In proper English (1) should read
"the infinite sequence represented by 0.111... has more 1's in it
than in any finite sequence of 1's."

And if WM wishes to prevail, he WM must explain how he intends to remove
all finite sequences of 1's without removing all 1's in the process.
> >

> > you have not shown that we could remove all finite lines
> > without changing the union in any way.

>
> You reverse the facts.


WH may have reversed SOME statements, but he has not reversed any FACTS.

The fact is that one cannot remove every set containing a natural from a
family of sets some of which contain that natural of without removing
that natural from the union of set of remaining sets.

(Under the standard definition of union, the union of a set is the set
containing all members of members of the original set.
Thus the union of an empty set is, outside of Wolkenmuekenheim, again
an empty set.

So after removing all lines from a set of lines, as WM would do, the the
set of lines remaining unremoved is empty, and its union ie equally
empty, and contains no naturals at all.

At least in the sane world outside of Wolkenmuekenheim.



>
> WH: Yes, given any set of lines K, every element of K has the property
> that it can be removed without changing the union of all lines. Yes,
> the set of lines that has this property is the complete set K.


Quite true, any one line, and every the compliment in the set of lines
of any infinite set of lines can be removed without eliminating a single
natural from the union of those lines left.

But WM has not proved, and cannot prove, at least outside of
Wolkenmuekenheim, that one can remove all but finitely many lines and
still have all naturals, or even infinitely many naturals, in the union
of the finite set of lines remaining.
>
> WH: We both agree that you have not shown that we can do something
> which leaves no lines and does not change the union.


Which is correct,everywhere outside Wolkenmuekenheim, regardless of WM's
endless whining about it.
>

> Of course in set theory we can construct the set of all finite lines
> which are subject to my proof.

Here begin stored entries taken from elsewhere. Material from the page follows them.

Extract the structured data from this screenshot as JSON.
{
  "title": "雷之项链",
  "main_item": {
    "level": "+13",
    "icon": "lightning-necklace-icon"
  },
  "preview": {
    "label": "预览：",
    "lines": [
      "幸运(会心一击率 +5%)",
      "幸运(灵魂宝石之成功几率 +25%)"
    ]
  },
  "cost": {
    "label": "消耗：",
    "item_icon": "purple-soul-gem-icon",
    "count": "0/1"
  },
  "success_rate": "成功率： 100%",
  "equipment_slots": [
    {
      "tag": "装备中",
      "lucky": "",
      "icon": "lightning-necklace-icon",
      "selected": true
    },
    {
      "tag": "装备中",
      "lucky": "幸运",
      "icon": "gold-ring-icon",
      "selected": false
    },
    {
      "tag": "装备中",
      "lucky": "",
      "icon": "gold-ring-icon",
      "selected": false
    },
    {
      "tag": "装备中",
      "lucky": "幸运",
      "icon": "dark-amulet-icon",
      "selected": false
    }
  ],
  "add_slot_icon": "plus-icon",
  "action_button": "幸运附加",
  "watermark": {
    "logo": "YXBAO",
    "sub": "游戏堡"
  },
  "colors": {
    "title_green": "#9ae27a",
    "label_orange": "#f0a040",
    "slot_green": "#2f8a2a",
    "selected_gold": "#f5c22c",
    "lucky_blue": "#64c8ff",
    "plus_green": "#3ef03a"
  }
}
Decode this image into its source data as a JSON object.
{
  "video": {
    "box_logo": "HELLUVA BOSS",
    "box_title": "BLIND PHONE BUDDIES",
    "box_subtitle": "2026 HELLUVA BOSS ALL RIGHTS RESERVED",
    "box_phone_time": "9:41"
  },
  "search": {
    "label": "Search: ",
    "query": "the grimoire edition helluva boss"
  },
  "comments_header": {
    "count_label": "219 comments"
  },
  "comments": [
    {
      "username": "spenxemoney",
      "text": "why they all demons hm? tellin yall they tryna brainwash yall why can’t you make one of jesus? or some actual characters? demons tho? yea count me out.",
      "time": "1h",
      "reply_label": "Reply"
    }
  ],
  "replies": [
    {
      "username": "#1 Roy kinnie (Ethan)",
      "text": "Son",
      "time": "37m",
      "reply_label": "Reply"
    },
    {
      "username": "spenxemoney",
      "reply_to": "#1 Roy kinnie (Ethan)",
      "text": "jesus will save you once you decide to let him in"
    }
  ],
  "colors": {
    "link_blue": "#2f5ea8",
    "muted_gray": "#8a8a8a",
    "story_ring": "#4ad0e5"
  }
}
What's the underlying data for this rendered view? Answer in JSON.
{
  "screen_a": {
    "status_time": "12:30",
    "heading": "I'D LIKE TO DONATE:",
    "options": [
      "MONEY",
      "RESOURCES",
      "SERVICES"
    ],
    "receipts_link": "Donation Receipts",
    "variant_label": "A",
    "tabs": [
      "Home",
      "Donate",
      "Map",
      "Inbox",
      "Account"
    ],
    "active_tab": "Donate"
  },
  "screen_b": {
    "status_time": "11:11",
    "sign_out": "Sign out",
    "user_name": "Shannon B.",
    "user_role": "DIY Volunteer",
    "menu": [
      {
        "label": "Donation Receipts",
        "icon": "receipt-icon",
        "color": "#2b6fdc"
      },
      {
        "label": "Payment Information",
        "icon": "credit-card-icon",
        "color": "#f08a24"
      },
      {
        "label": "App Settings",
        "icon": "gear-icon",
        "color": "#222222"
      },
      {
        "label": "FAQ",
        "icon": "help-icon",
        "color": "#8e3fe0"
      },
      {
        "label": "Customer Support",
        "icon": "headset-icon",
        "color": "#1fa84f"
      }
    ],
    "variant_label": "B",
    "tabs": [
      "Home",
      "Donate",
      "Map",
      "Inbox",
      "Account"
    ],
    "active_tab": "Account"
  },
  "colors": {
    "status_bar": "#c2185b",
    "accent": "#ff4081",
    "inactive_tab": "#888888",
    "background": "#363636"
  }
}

Of course we can subtract ithis set
> from the list that contains all natural numbers.


WM, as usual, is confusing sets with members in impossible ways, at
least unless he is using something like the von Neumann model for the
naturals in which every line/FISON is also a natural.



> Of course that does
> what my proof shows


We have yet to see anything by WM that qualifies as a proof outside his
Wolkenmuekenheim, and we automatically reject things that are only valid
inside Wolkenmuekenheim.








> Otherwise my proof would be wrong

Which it is everywhere outsie Wolkenmuekenheim.
>
> Do you wish to withdraw your approval?


Of your claim of proof for you anti-theorem?

We have never granted any such approval.

And won't until your arguments are valid outside Wolkenmuekenheim.
--